Monday, November 5, 2018

There Is Always A Price To Be Paid.

We have been over this in this blog several times. It is good to repeat it yet again.
I don't know if Iranians learned their lesson, after all Russian proverb the orient is a very delicate business applies fully here, but it is about time they started making some proper decisions. Especially with this in mind:
Most modern commercial planes have more than 10 percent in U.S. parts, the threshold for needing U.S. Treasury approval. But Russian officials have been reported as saying Sukhoi is working on reducing the number of U.S. parts in the hopes of winning an Iranian order for up to 100 aircraft. 
Big power politics does not work on mere trade contracts, however important they are.
Bloomberg gives a decent representation of Iran's main export's (oil) distribution:
As you can see, if push comes to shove--new "instruments" or not, the United States can "kill off" Iran's deliveries to Europe and Asia easily. I do not have any faith with EU, which, I think, can be forced to do US bidding, especially when one talks about "defense" issue, which are important to Europeans (after all, aggressive Russkies are planning to harm Europe apparent reason). This could be a disaster for Iran but... enter Russia. 

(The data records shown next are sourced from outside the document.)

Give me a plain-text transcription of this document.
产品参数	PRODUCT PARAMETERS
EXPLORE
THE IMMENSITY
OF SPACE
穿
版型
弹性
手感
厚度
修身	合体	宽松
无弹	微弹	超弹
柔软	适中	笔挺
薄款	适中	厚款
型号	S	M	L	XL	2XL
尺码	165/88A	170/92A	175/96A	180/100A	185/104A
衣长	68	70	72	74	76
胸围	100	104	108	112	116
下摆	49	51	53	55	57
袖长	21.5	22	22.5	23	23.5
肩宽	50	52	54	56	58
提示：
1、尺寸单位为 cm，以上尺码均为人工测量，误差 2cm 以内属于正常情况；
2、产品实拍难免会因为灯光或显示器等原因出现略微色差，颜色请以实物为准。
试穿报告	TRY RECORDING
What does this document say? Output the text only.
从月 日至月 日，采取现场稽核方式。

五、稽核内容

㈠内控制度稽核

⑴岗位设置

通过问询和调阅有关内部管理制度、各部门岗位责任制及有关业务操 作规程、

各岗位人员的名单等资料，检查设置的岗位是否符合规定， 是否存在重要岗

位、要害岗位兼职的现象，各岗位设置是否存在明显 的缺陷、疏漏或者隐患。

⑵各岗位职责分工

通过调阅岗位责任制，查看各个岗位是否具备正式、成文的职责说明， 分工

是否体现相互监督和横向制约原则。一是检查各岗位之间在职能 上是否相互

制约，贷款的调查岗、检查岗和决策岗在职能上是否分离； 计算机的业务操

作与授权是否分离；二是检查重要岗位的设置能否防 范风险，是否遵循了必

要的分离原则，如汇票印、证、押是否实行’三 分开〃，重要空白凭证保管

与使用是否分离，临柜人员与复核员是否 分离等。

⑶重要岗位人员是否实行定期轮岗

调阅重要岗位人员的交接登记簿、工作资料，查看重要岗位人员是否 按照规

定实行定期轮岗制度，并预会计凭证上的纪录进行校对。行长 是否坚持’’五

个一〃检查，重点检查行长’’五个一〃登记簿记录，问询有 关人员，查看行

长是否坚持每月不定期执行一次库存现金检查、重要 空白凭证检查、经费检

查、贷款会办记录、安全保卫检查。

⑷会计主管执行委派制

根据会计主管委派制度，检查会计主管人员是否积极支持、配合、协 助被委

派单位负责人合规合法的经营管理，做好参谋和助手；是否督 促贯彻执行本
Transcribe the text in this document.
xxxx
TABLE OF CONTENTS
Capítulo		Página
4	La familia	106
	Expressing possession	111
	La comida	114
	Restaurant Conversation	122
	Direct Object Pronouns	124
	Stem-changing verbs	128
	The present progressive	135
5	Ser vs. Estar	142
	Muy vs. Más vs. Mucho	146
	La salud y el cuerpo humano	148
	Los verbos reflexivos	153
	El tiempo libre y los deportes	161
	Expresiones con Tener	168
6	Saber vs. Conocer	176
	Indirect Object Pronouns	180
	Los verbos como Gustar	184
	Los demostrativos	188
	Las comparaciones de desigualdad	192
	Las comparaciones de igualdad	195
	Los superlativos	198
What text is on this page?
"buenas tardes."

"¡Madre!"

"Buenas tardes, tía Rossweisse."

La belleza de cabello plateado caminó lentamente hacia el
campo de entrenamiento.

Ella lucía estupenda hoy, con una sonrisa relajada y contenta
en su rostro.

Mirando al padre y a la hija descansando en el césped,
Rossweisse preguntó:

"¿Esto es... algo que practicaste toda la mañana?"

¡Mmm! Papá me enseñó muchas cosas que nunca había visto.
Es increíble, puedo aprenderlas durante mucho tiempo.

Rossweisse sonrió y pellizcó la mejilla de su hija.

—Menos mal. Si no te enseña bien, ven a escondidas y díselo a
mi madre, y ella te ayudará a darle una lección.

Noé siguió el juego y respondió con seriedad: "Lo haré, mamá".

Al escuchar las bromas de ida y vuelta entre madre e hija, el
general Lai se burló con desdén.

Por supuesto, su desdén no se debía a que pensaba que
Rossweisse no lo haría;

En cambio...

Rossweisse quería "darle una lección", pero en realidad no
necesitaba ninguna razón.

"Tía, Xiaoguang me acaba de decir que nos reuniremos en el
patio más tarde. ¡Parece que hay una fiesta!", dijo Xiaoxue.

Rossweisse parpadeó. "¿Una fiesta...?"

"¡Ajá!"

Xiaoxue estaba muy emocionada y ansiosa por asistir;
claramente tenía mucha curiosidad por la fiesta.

First, the reason Iran is still not bombed, as many in Tel Aviv (and D.C.) sleep and (wet) dream about, is because of, no, not China, but Russia. After all, even Iranian assets in Syria are breathing much easier as member of Knesset's Committee on Foreign Policy and Defense Xenia Svetlova (obviously of Russian Jewish descent) admitted today (in Russian). 
Since Russia supplied S-300s to Syria, Israel didn't fly a single mission into this country and this delivery changed the balance of power in region. 
Isn't it what I preach for years now? How many more empirical evidences are needed before people start to take in basic facts of great power behavior. Especially if this great power (or superpower) is Russia who loves peace and quiet. Iran, sure as hell, now better start thinking very clearly regarding her trade relations with Russia, because it is her who is selling this most important and desperately desirable product in the world--political stability. Hence the question: can Iran be slightly more patient for Russians finishing SSJ-100s to fully Russian specs, same goes to MC-21, which goes into series production next year, and so on? There is, after all, another dimension to this whole regional dynamics once one considers that almost 40% of Iranian population are ethnic Azerbaijanis and that brings into focus the issue of Caucasus and Turkey, which herself is somewhat in limbo right now, albeit I expect her to fall back into the NATO fold eventually. In the end, Iranian oil deliveries also rest on arrangements which Russia, who doesn't really gives a damn about sanctions, will make. 

So, no matter how important for Iran her regional ambitions are, she will have, at least for a little while, to dance a little bit to Russian tune, whose music sheet ranges from trade to military assistance to the alternative to SWIFT which eventually will be killed by the US, to...well, guarantees of Iran's safety which is a direct function of Russia's military might and geopolitical weight. It is what it is and for the time of this great turbulence, Iran will have to do a slight accommodation with Russia who is sincerely interested in keeping Iran stable, prosperous and peaceful. In the end, it was Iran who, once sanctions have been lifted, immediately signed contracts for 200 commercial aircraft NOT with Russia, who at that time hoped that Iran will consider Russia's support. But, as they say in Russia the orient is a very delicate business. It looks like Russians finally learned their lessons and that is what matters most at this point of time.